Remember your first spinning lesson and the very first yarn you made? If your first lesson went anything like mine, that first yarn looked and felt a lot like a piece of thick bumpy rope. Besides working to master the coordination spinning takes the main goal was to make a nice, smooth thin yarn. And we did. We got our yarns thinner and thinner. But then, surprise! We wanted to spin a thicker yarn for a project and found that we could not do it, at least not easily so we had to relearn how to spin thick yarns.

One of the reasons we spin is so we can make the yarn we want when we want it. To be able to do this, a spinner must be able to comfortably spin yarns in a wide range of grists. The grist of a yarn is its thickness or diameter. Of course one way to increase the grist is to use multiple plies to make the final yarn but that does not always give us the yarn we want and can require spinning many bobbins of thin singles which takes more time. So why not learn to spin for the correct grist?

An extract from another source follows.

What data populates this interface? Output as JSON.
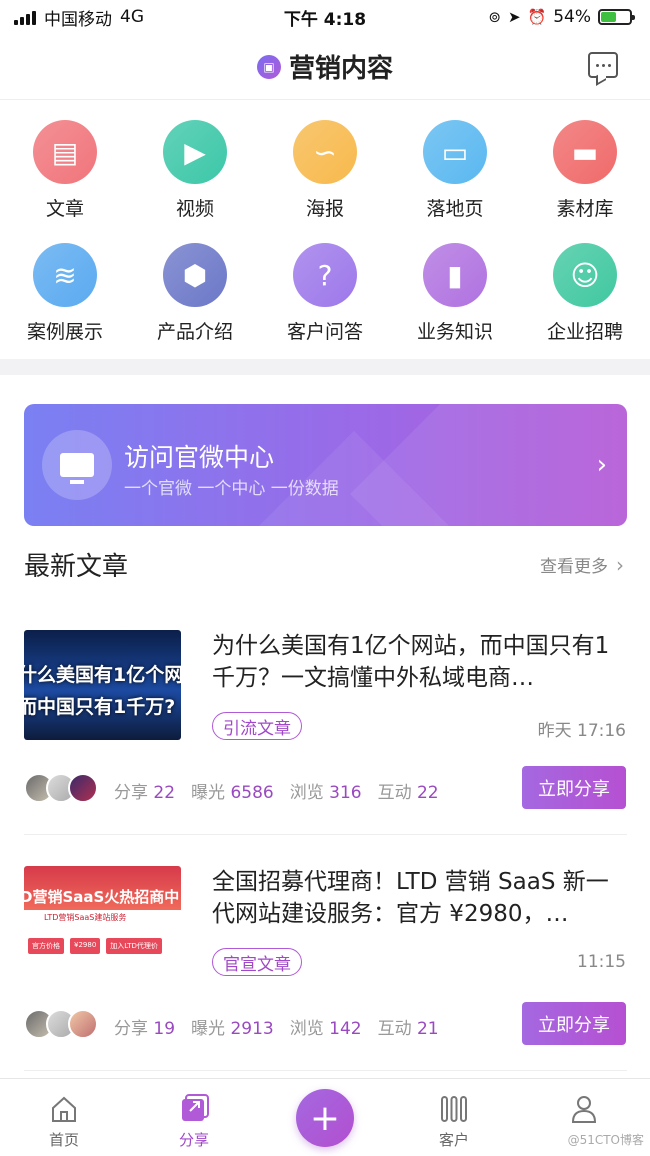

Here is an exercise for learning to control the grist of the yarn you spin.

You need:
A spinning wheel or spindle and some fiber to spin.
A piece of sturdy cardboard, such as the back of a tablet.
A scissors.
Some tape.
A WPI gauge or a ruler
A pen.

First, spin your comfort zone yarn and count the wraps per inch. To count wraps per inch, pull the yarn back through the orifice while winding it onto the wpi tool or ruler. Rather than winding the yarn around the tool, turn the tool so the yarn winds onto it. This prevents twist from being added or subtracted from your yarn.

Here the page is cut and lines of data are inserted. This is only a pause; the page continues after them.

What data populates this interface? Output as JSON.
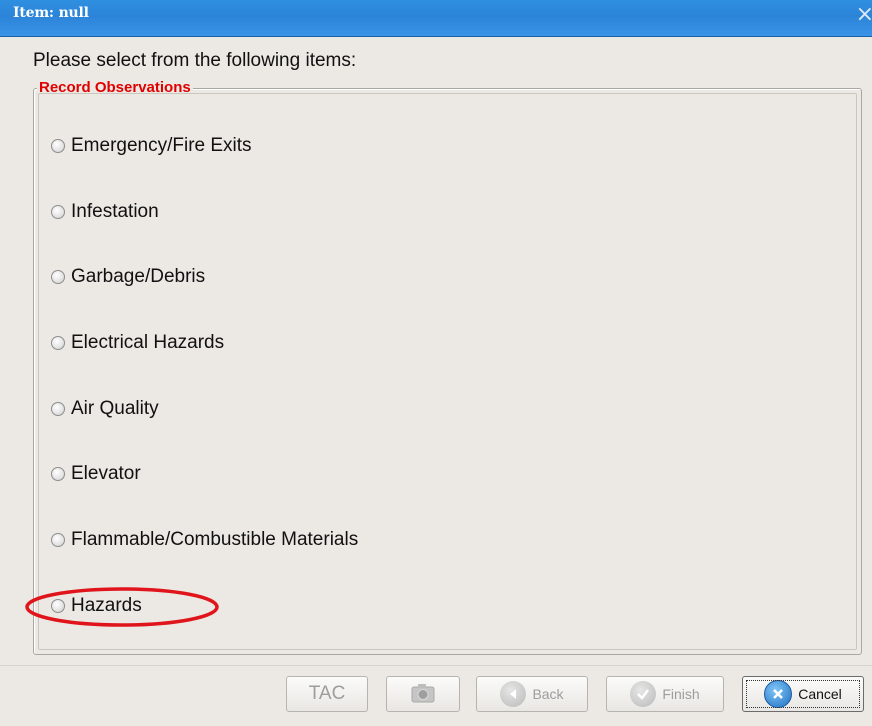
{
  "window": {
    "title": "Item: null",
    "close_glyph": "×"
  },
  "prompt": "Please select from the following items:",
  "group": {
    "legend": "Record Observations",
    "legend_color": "#e00000",
    "items": [
      {
        "label": "Emergency/Fire Exits",
        "selected": false
      },
      {
        "label": "Infestation",
        "selected": false
      },
      {
        "label": "Garbage/Debris",
        "selected": false
      },
      {
        "label": "Electrical Hazards",
        "selected": false
      },
      {
        "label": "Air Quality",
        "selected": false
      },
      {
        "label": "Elevator",
        "selected": false
      },
      {
        "label": "Flammable/Combustible Materials",
        "selected": false
      },
      {
        "label": "Hazards",
        "selected": false,
        "highlighted": true
      }
    ]
  },
  "highlight_color": "#e0151b",
  "buttons": {
    "tac": "TAC",
    "camera_icon": "camera-icon",
    "back": "Back",
    "finish": "Finish",
    "cancel": "Cancel"
  }
}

Then mark your cardboard along the long edge as follows: 5 wpi,10 wpi, 15 wpi, 20 wpi, 25 wpi , 30 wpi , 35 wpi , 40 wpi. Leave some space between each number. Cut little slits at the top and bottom of the carboard. Then determine where your yarn fits. Say you have 20 wpi – mount a strand of that yarn in the 20wpi spot. If your yarn is, say 22 wpi, write in a 22 wpi category and mount the yarn there. To mount the yarn, insert and end in the top and bottom slits and tape the ends down on the back. Make a note on the cardboard that indicates that this is your comfort zone yarn.

Now it gets more interesting. If your comfort yarn was 22 wpi, try to get it a bit thicker and hit 20 wpi. When you get it, mount a sample. Then work towards the thicker end of the scale and hit the 15, 10 and 5 wpi marks. Don’t make new spaces for 8 wpi or 10 wpi – the object here is to work towards being able to spin a specific number of wraps per inch for your singles yarn.

After hitting the wpi goals for the thicker yarns, go the other direction and work towards the thinner yarns with more wraps per inch.

Once you’re done with this exercise, you will have a ready reference card with a control sample of 8 or 9 different grists of yarn to refer back to for project planning.